En una panadería profesional, incluso un grado de diferencia puede marcar la diferencia entre una corteza dorada y perfecta y algo que luce… bueno, inacabado. Todo se reduce a la reacción de Maillard. Si la temperatura no es la correcta, el color de la corteza cambia y los niveles de humedad disminuyen.
Por eso utilizamos lámparas de calentamiento rápido en nuestros hornos rotativos. La convección tradicional puede ser lenta. Estas lámparas, por otro lado, alcanzan rápidamente la temperatura deseada, sin demoras molestas.
Llevar el calor donde se necesita
Estas lámparas utilizan radiación infrarroja de onda corta. En lugar de depender del aire caliente que circula lentamente alrededor de la masa, la radiación infrarroja llega directamente a la superficie. Utilizamos tubos de alta potencia para que el horno pueda recuperar rápidamente la temperatura deseada. ¿Conocen esa caída de temperatura que ocurre en cuanto abrimos las puertas del horno? Eso arruina la estructura del pan y lo hace parecer pálido. Estas lámparas evitan que eso ocurra.
El secreto está en el cuarzo
Construimos estos dispositivos con vidrio de cuarzo de alta pureza. Es necesario, ya que los cambios bruscos de temperatura son muy intensos. Para productos de alta calidad, como los pasteles exquisitos, combinamos estas lámparas con controladores PID. Dado que el filamento no retiene mucha calor, podemos reducir la potencia y el calor radiante disminuye casi de inmediato. Es una gran ventaja. No hay necesidad de preocuparse por que los elementos calefactores sigan calientes después de apagar el horno.
El aspecto práctico
En la práctica, nadie tiene tiempo de lidiar con conexiones eléctricas complicadas. Por eso, la mayoría de nuestras lámparas utilizan conectores R7 o Sk15. Si un tubo se quema, basta con reemplazarlo por uno nuevo. Muy simple.
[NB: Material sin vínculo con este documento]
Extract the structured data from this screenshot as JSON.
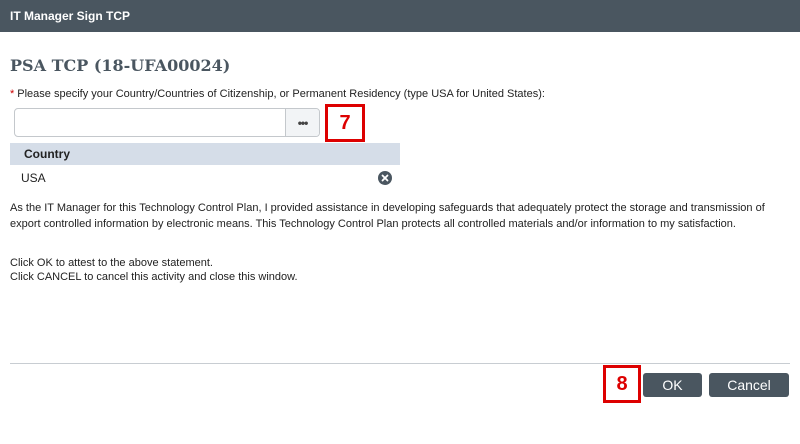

Pero hay algo importante: estas lámparas de alta densidad consumen mucha energía. Si utiliza tubos de 2000 W o más, asegúrese de que sus cables puedan soportar la corriente máxima. Si los cables son demasiado delgados, habrá caídas de voltaje. Y si eso ocurre, las lámparas no alcanzarán la temperatura deseada, sin importar cuánto ajuste el controlador.